In many countries, single-family homes (SFH) constitute the majority of residential buildings. In Germany 66 % of the residential building stock is made up by SFH. SFH are traditionally in great demand, and in 2011, more than 50 % of the population in Europe lived in SFH. "Detached houses" constitute about 60 % of the housing units in Japan as well as in the USA. For some time already, increasing indications can be found, that this segment of the housing stock is under pressure. Economic and financial crises, demographic and social structural change, and changes in user preferences, are raising new challenges to it. Outside core regions of economic growth, stagnating or dropping prices, difficulties in selling, and even vacancies, are no longer a rarity in this segment in many regions. Nonetheless, these developments, and the possible consequences connected with them, have hardly been investigated from a number of relevant perspectives, including economics (e. g. loss of equity/capital, ecology (e. g. inefficiencies in terms of energy, land and material use), settlement-structure or the social situation (e. g. down-trading of neighbourhoods).
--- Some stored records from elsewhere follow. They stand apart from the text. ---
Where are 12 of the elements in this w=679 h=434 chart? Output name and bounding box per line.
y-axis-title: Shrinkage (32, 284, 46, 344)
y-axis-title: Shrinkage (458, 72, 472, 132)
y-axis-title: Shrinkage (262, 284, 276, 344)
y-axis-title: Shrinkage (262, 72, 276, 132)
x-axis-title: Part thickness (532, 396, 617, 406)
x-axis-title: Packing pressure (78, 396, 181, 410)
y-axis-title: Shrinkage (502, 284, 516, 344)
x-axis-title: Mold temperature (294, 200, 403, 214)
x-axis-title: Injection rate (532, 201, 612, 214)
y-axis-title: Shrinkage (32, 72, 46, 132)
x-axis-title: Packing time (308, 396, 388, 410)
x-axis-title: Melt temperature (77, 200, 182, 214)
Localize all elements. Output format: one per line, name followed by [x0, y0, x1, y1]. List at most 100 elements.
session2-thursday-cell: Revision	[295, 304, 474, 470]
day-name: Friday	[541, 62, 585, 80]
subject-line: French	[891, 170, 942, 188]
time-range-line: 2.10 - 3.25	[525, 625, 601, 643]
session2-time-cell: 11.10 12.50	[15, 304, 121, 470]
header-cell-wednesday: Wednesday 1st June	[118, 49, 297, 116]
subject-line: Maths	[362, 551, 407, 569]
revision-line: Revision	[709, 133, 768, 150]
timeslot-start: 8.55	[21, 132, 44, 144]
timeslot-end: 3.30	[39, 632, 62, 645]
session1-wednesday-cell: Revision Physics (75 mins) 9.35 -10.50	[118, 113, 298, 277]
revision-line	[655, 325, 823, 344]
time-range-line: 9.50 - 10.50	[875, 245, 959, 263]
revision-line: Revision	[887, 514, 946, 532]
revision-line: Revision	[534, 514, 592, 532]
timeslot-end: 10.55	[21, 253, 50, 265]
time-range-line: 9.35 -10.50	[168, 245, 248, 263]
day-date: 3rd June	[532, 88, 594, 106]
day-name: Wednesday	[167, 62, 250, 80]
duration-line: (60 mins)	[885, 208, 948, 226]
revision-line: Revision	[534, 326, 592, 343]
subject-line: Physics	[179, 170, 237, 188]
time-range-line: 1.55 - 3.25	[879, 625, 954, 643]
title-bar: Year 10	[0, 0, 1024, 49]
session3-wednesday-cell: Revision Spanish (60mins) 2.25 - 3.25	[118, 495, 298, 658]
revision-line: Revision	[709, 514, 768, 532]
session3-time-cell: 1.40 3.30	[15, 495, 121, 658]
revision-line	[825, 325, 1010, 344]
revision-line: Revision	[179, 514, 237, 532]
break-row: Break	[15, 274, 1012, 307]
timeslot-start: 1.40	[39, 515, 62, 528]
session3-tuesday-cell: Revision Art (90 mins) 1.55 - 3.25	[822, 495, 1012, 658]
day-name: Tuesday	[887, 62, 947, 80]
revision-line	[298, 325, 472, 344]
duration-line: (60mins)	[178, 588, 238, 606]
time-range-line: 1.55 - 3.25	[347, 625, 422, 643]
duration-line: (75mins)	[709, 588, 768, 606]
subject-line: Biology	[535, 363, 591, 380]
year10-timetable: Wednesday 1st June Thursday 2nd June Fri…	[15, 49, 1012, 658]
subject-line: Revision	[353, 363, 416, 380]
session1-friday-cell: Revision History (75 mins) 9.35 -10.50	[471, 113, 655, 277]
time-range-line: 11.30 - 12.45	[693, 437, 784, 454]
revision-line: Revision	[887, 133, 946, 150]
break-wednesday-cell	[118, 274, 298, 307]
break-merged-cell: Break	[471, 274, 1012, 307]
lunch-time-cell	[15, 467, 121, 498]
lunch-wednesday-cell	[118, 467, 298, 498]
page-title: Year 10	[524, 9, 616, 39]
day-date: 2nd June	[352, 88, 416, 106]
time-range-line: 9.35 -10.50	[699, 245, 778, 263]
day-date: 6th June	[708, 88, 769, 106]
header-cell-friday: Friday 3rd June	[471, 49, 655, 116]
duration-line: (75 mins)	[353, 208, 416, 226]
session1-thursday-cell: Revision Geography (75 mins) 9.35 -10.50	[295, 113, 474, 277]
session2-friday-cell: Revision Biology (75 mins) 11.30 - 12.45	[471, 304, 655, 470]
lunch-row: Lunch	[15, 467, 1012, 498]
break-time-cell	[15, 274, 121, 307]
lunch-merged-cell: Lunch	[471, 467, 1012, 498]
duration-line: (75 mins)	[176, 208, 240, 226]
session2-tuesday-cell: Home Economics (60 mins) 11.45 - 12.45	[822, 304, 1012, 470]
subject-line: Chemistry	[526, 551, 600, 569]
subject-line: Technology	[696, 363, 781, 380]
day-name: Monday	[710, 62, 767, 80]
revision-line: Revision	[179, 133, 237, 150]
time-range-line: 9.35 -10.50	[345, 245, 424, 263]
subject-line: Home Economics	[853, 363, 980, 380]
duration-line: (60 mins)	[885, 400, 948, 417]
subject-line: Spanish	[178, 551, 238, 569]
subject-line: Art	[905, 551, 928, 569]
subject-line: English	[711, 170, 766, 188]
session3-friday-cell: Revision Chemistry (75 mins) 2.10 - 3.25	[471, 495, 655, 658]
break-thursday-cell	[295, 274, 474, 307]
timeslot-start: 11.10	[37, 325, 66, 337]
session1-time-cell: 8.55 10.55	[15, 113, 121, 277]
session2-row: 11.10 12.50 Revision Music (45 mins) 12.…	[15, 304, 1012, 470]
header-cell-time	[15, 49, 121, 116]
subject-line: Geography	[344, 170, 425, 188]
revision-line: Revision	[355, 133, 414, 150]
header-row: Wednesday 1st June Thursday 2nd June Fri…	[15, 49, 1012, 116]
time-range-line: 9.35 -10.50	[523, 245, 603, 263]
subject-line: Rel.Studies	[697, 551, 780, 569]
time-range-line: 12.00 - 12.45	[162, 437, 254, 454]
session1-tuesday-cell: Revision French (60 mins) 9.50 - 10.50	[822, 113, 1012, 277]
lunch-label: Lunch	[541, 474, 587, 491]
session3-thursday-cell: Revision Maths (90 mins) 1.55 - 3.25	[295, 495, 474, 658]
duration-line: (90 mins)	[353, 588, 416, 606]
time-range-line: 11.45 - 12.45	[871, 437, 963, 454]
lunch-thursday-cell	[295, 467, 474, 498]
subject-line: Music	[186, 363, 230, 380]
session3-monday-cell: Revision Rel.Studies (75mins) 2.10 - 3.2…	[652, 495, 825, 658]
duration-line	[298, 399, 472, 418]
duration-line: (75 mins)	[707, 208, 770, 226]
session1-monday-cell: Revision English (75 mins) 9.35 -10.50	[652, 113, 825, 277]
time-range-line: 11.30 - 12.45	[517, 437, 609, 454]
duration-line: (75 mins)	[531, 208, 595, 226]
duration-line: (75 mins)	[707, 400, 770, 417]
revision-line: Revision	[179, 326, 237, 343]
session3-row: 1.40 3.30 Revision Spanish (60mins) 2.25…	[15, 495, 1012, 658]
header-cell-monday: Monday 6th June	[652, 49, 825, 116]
While multifamily residential buildings enjoy a high level of attention from residential policy-makers and the housing industry, the developments in the area of the SFH segment, with its small scale private ownership structures – approximately 90 % of these buildings are user-owned – is neither on the academic nor on the political agenda.
Against this background the overarching research questions of the project are as follows: What are the effects of ongoing demographic, sociocultural and structural changes on the utilization of SFH building stocks in Germany and other industrialized countries? Which resulting economic, ecological, urban-structural and social challenges can be identified and how can they be approached and solved by society and policy alike?
The project seeks to scrutinize these issues out of an interdisciplinary perspective. The investigations on the situation in Germany will be supplemented by comparative studies inside Europe, as well as on the situation in Japan and the United States. The international perspective is underpinned by several international cooperating partners and an international advisory board. International workshops and conferences will furthermore help to establish a network to reach beyond the immediate project team.